Friday, October 30, 2015

Big Data Big Questions Part 1

Written by Stephen Kenney

On October 28, 2015, the House Agriculture Committee held a public hearing to discuss the impacts of big data on agriculture.  The hearing focused on the opportunities and challenges of managing and utilizing big data to improve yield production.  Shannon Ferrell, associate professor and faculty teaching fellow at Oklahoma State University Department of Agricultural Economics, spoke on the legal issues concerning big data in agriculture.

Dr. Ferrell explained the possible legal framework that will be used to analyze agricultural data.  Data is most akin to intellectual property.  Intellectual property is made up of four different categories including: trademark, patent, copyright, and trade secret. Trademark is irrelevant to the data discussion on its face.  Trademark is defined in the United States code as “any word, name symbol, or device or combination thereof” used to identify a particular good or product.  Data is not a particular word, symbol, device, or combination of the three so it cannot be a trademark.

Dr. Ferrell went into more detailed analysis of patent, copyright, and trade secret law in relation to agricultural data.  He concluded that data could not be defined under patent laws because patent law protects “inventions.”  Raw data cannot satisfy the definition of invention which generally means that the invention must be capable of performing its intended purpose, be different from existing knowledge in the field, and non-obvious (“if the differences between the subject matter sought to be patented and the prior art are such that the subject matter as a whole would have been obvious at the time the invention was made to a person having ordinary skill in the art to which said subject matter pertains”).

The analysis of copyright also concluded that agricultural data did not fall into this legal category.  Dr. Ferrell cited a Supreme Court case Fiest Publications Inc. v. Rural Telephone Service Company, where the Court held that the Copyright Act does not protect individual facts.  The author must add some type of creative component to ensure the intellectual property falls under the Copyright laws.  Agricultural data is just a collection of facts relevant to the agricultural process so it is not copyrightable in itself, but it could lead to copyrightable works.  A report that summarizes the data and includes recommendations for further action could possibly be copyrightable.
The final conclusion was the big data most likely falls under trade secret protections.  He came to this conclusion by focusing on the definition of “trade secret” under the Uniform Trade Secrets Act which all but three states have adopted.  Dr. Ferrell noted that the definition makes clear that “information….pattern(s), [and] compilation(s)” can be protected by trade secret law.  Data is inherently a compilation of information.

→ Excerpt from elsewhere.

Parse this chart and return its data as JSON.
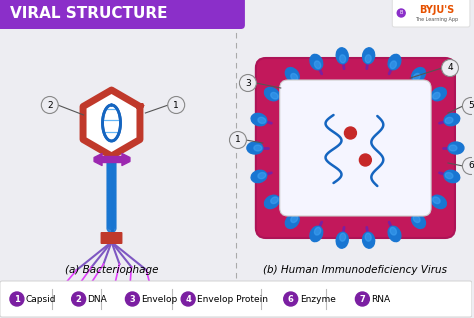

The data must also be proven to have economic value from not being known to other parties and be subject to reasonable efforts to maintain the secret.”  The argument for the data having economic value is that farm data such as “planting rates, harvest yields, or outlines of fields and machinery paths must have economic value because such information is not generally known.”  The owner of a trade secret is required to take reasonable steps to ensure that the information does not become generally known.  “Reasonable steps” almost certainly requires that there be “some form of agreement in place between the disclosing party and the receiving party regarding how the receiving party must treat the received information.”  Dr. Ferrell ultimately concluded that the trade secret option provides the “best doctrinal fit” among the traditional intellectual property forms.